Strange behaviour: Be aware of personal tics which might be endearing to loved ones but could put off anyone contemplating employing you.

Comments (13)

Comments
  1. Sarah, I totally agree with your article, but it does not change the fact that I do all this and get the consolation prize for the last 6 interviews I have been too.

    Not that I am bad at interviews, just that there were candidates who were available immediately, what advice do you have for that?

  2. Allhamilton – If you’re not available immediately I guess you must be working? Surely that’s a good thing in itself?

    Sarah, Editor, eFinancialCareers Reply
     
  3. Lol I am working but will not be very soon!

  4. Ah. Can’t u negotiate with current employer?

    Sarah, Editor, eFinancialCareers Reply
     
  5. Sarah and allhamilton seem to be flirting…

  6. Loll, Rofl!!!! Flirting me hah!

  7. @notafan – you think “Can’t u negotiate with current employer?” is flirting?!? LOL

  8. I have till the end of May or earlier depends on how I feel and whether I get a role before of after that.

    Flirting with Sarah is a must, she is beautiful innit!

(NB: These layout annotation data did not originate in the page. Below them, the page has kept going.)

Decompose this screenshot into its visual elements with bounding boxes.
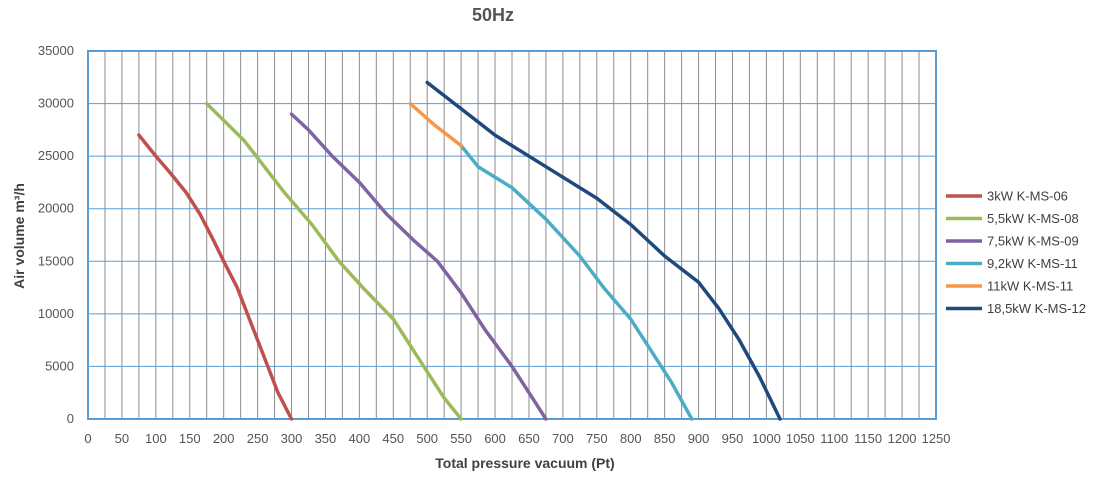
x-tick-label: 550 xyxy=(450,431,472,446)
x-tick-labels: 0 50 100 150 200 250 300 350 400 450 500 550 600 650 7… xyxy=(84,431,950,446)
legend-label: 5,5kW K-MS-08 xyxy=(987,211,1079,226)
y-tick-label: 30000 xyxy=(38,96,74,111)
x-tick-label: 1200 xyxy=(888,431,917,446)
y-axis-title: Air volume m³/h xyxy=(11,183,27,289)
x-tick-label: 650 xyxy=(518,431,540,446)
legend: 3kW K-MS-06 5,5kW K-MS-08 7,5kW K-MS-09 9,2… xyxy=(946,189,1086,316)
x-tick-label: 50 xyxy=(115,431,129,446)
series-line-1 xyxy=(137,133,294,421)
x-tick-label: 300 xyxy=(281,431,303,446)
series-line-6 xyxy=(425,80,782,421)
x-tick-label: 700 xyxy=(552,431,574,446)
series-line-5 xyxy=(408,101,463,148)
series-line-2 xyxy=(204,101,463,421)
x-tick-label: 350 xyxy=(315,431,337,446)
x-tick-label: 500 xyxy=(416,431,438,446)
x-tick-label: 1100 xyxy=(820,431,848,446)
x-tick-label: 1050 xyxy=(786,431,815,446)
series-lines xyxy=(137,80,782,421)
y-tick-label: 20000 xyxy=(38,201,74,216)
x-tick-label: 950 xyxy=(722,431,744,446)
legend-label: 9,2kW K-MS-11 xyxy=(987,256,1078,271)
x-tick-label: 1150 xyxy=(854,431,882,446)
x-tick-label: 200 xyxy=(213,431,235,446)
x-tick-label: 800 xyxy=(620,431,642,446)
x-tick-label: 900 xyxy=(688,431,710,446)
x-tick-label: 600 xyxy=(484,431,506,446)
plot-border xyxy=(87,50,937,420)
x-tick-label: 750 xyxy=(586,431,608,446)
y-tick-label: 0 xyxy=(67,411,74,426)
x-axis-title: Total pressure vacuum (Pt) xyxy=(435,455,614,471)
x-tick-label: 150 xyxy=(179,431,201,446)
x-tick-label: 850 xyxy=(654,431,676,446)
legend-label: 3kW K-MS-06 xyxy=(987,189,1068,204)
legend-label: 11kW K-MS-11 xyxy=(987,279,1073,294)
x-tick-label: 100 xyxy=(145,431,167,446)
y-tick-label: 15000 xyxy=(38,253,74,268)
chart-title: 50Hz xyxy=(472,5,514,25)
y-tick-labels: 0 5000 10000 15000 20000 25000 30000 35000 xyxy=(38,43,74,426)
horizontal-gridlines xyxy=(88,103,936,367)
series-line-4 xyxy=(459,143,694,421)
legend-label: 18,5kW K-MS-12 xyxy=(987,301,1086,316)
y-tick-label: 5000 xyxy=(45,358,74,373)
y-tick-label: 25000 xyxy=(38,148,74,163)
vertical-gridlines xyxy=(104,51,920,419)
series-line-3 xyxy=(289,112,548,421)
x-tick-label: 1000 xyxy=(752,431,781,446)
x-tick-label: 1250 xyxy=(922,431,951,446)
x-tick-label: 0 xyxy=(84,431,91,446)
y-tick-label: 10000 xyxy=(38,306,74,321)
x-tick-label: 400 xyxy=(349,431,371,446)
x-tick-label: 250 xyxy=(247,431,269,446)
y-tick-label: 35000 xyxy=(38,43,74,58)
x-tick-label: 450 xyxy=(382,431,404,446)
legend-label: 7,5kW K-MS-09 xyxy=(987,234,1079,249)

  9. Whilst most of this is pretty standard advice, a large majority of candidates never close the interview. As you are expected to sell yourself you need to ask probing questions and close the interview itself.

    Ok so you might not get the answer you want but at least you’ll know the outcome straight away.

  10. I wouldn’t take up Dave’s recommendation. I was asked at the end of an interview by the candidate (I was the hiring manager) “So, what else can I say to convince you to employ me?” which put me off entirely. Sometimes less is more.

  11. ManagerBabe – I’d agree that a question like that is off putting but closing doesnt mean being pushy or corny. Phrase a decent question and you may get the answer you want to hear.

    I’d say that your experience is an example of how not to close but its sounds to me like you werent overally impressed with the candidate anyway – if the person was someone you wanted to hire you probably wouldnt have noticed.

  12. Dave I think you are quite right “how not to close”. Oh well its desperate times. Gone are the golden days as they in insurance its a buyers Market

  13. One more recommendation: if you are interested in the role, say so immediately. Playing hard-to-get, particularly in these markets, is likely to be counter productive.
    Don’t leave the interview without knowing what the next step is. Something along the lines of “I enjoyed the meeting and, now that I know more about the role, I would be very interested in taking the discussion further. What would the next step be?”